In court, Van Borsen accuses Glimmie of kidnapping and murdering Fanny. Instead of telling the truth, Glimmie goes along with Van Borsen’s claims but twists them in such a way that he is acquitted. Afterward, he tries to prove his innocence with Miep’s help, but Miep is too afraid and sends her 16-year-old cousin Slofje to him instead. After a difficult start, they form a good and close-knit team that steals documents from Van Borsen. They are chased by one of Van Borsen’s men until he is handcuffed by Van Hol. In the background, an international financial scam is unfolding. Glimmie figures it out and breaks into Van Borsen’s house one last time to prove his innocence.

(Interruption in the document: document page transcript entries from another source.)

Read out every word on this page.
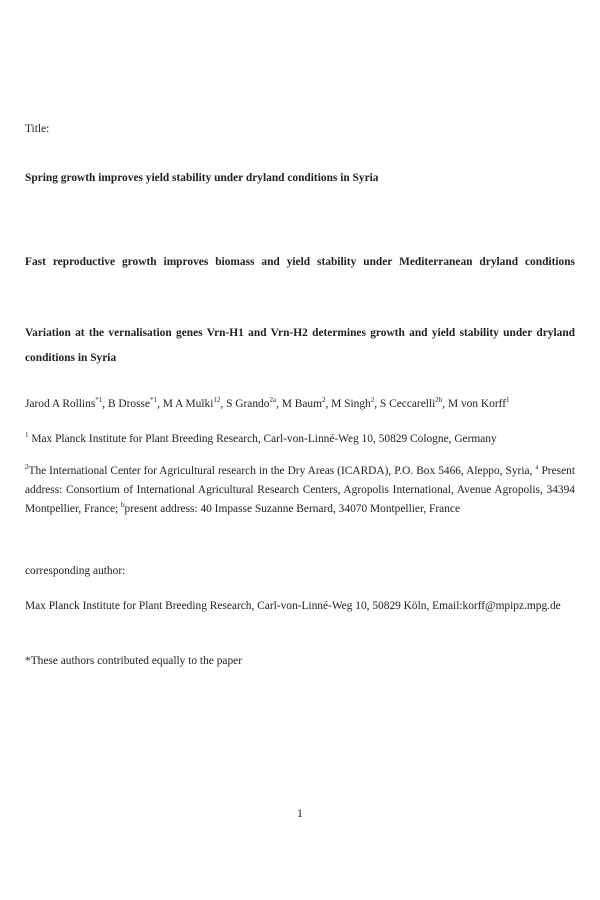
Title:

Spring growth improves yield stability under dryland conditions in Syria

Fast reproductive growth improves biomass and yield stability under Mediterranean dryland conditions

Variation at the vernalisation genes Vrn-H1 and Vrn-H2 determines growth and yield stability under dryland conditions in Syria

Jarod A Rollins$^{*1}$, B Drosse$^{*1}$, M A Mulki$^{12}$, S Grando$^{2a}$, M Baum$^2$, M Singh$^2$, S Ceccarelli$^{2b}$, M von Korff$^1$

$^1$ Max Planck Institute for Plant Breeding Research, Carl-von-Linné-Weg 10, 50829 Cologne, Germany

$^2$The International Center for Agricultural research in the Dry Areas (ICARDA), P.O. Box 5466, Aleppo, Syria, $^a$ Present address: Consortium of International Agricultural Research Centers, Agropolis International, Avenue Agropolis, 34394 Montpellier, France; $^b$present address: 40 Impasse Suzanne Bernard, 34070 Montpellier, France

corresponding author:

Max Planck Institute for Plant Breeding Research, Carl-von-Linné-Weg 10, 50829 Köln, Email:korff@mpipz.mpg.de

*These authors contributed equally to the paper

1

After finding the right papers, he is caught by Van Borsen. Before Van Borsen can shoot him however, Glimmie throws a stiletto at his throat, causing him to bleed to death. Glimmie’s name is finally cleared, and he decides to continue taking care of Slofje.

== Production ==
For the film adaptation of August Defresne’s crime novel, producer Rob du Mée chose the intellectual Frans Weisz to direct. Weisz was unhappy with du Mée’s commercial decision to cast Rijk de Gooyer in the lead role and would have preferred to see Charles Aznavour play the part. Later, Weisz said: “I’ll be honest with you: before *The Burglar*, I never thought I’d ever make a movie with Rijk de Gooyer. I always found him an unpleasant man. I don’t drink and I don’t smoke, and he was my exact opposite." Contrary to expectations, the collaboration nevertheless went well. Filming took place in May and June 1972.

== Reception ==
The film was positively received by the press. De Gooyer received widespread critical acclaim, and it was believed that The Burglar had launched him into stardom. Weisz and Jennifer Willems' performances also garnered praise from critics. Weisz himself expressed his admiration for De Gooyer: “It was really the first time a Dutch actor had made the film.” A single negative review came from the NRC Handelsblad, which wrote: “The portrayal was inaccurate. The fact is that every criminal—the thief, the burglar, the man who practices throwing knives—is an enemy of society, and certainly not someone who has integrated into it in a charming, old-Amsterdam way."